While the husband and wife pair writing this book do not quite have Mortimer's writing talent, I still enormously enjoyed this birth to death look at life in the days of King George III and William IV. Technically, only a bit of this time period is actually the "Regency" time period we associate with Austen's novels and this insight helps unlock the book - because Jane Austen's England is very much a time in transition. While many of Mortimer's sections about law, medicine and travel in Medieval and Elizabethan England remained the same, the Adkins are working in a time very much affected by the Enlightenment and the coming Industrial Revolution. Even the people of that time were aware of old traditions (sometimes observed in villages for hundreds of years) slipping away. 

It was a time when (like now) people sat at coffee-houses and liked to be seen reading newspapers or working on a writing project; a time when a young governess wrote to a friend wondering why women were not allowed to become scientists and a time when housewives eagerly read how-to manuals on raising toddlers and cooking a good meal. 

But it was also a time when "press-gangs" roamed the streets, kidnapping young men and forcing them into naval service; a time when the wealthy could afford to replace their rotting teeth with the teeth of soldiers killed on the battlefield of Waterloo and a time when a man observed the weather by noting that the rain would stop soon because his cat had used both of her paws to clean her ears. 

I was particularly interested in this book because I know a bit about my ancestors in England who were alive at that time. I've always been curious as to why they chose to leave England for the United States in 1819 (shortly after the end of the War of 1812). The brutal details of life for the lower classes make it pretty clear that a trip across the Atlantic was not that much of a risk in the grand scheme of things. 

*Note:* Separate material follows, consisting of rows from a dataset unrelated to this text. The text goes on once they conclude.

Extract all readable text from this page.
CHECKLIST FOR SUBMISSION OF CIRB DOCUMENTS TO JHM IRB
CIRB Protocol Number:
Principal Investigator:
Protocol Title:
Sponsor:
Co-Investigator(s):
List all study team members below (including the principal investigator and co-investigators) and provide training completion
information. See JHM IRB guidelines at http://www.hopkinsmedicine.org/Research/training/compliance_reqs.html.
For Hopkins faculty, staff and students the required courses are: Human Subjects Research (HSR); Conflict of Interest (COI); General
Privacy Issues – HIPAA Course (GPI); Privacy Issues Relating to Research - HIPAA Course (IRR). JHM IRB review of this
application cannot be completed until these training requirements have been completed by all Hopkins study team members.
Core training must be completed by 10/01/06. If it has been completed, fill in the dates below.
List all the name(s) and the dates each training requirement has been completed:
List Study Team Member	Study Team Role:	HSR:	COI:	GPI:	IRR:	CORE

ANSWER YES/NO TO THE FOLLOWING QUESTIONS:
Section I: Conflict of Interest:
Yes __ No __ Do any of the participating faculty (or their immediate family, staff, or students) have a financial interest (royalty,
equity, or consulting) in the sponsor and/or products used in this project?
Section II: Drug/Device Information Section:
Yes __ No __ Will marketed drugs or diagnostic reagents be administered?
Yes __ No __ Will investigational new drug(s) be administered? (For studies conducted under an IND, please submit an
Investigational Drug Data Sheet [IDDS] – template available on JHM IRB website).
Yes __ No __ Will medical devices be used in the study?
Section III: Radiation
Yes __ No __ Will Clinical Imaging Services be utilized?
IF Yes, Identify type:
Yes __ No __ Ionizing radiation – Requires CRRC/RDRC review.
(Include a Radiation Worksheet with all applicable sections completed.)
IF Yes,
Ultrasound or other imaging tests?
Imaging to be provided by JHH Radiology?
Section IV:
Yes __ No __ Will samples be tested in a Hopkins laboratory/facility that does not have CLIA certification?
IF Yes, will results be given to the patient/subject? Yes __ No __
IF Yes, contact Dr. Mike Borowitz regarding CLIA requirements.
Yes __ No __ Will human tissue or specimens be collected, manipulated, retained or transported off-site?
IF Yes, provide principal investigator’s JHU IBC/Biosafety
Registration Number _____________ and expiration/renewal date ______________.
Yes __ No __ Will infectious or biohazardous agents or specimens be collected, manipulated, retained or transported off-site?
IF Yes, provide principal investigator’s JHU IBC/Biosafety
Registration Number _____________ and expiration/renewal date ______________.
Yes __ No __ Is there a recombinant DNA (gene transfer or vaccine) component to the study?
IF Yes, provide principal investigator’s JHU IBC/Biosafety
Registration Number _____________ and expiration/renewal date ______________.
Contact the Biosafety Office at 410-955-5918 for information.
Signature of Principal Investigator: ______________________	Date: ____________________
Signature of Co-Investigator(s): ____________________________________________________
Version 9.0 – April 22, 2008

But, I never expected to read a story about a young boy with an alternate spelling of my (unusual) last name who lived in Yorkshire (where my ancestors lived). The boy suffered away in the mines of Yorkshire starting when he was seven years old and was crushed to death by a mine cave-in when he was twelve. Obviously, he wasn't my direct ancestor but it was chilling to see the same last name and know that he was probably related to my ancestors in some way. 

The Adkins' make good and liberal use of contemporary sources to tell their story, starting with marriage and childbirth and then moving through the life cycle on to illness and death. At times, they seem unsure of how to build a flowing narrative - subjects are dropped with no warning and a new topic introduced without context. The contemporary sources are sometimes used a bit too heavily when it would be far more useful to receive some background from the modern writers. I would also caution readers not to come to this book seeking an account of the daily life of Jane Austen. While Austen's letters are often quoted in this book, her presence is more of an organizing device to look at daily life during a particular time period. 

That said, this book is an extraordinary accomplishment that I will certainly buy and dip back into for many years to come.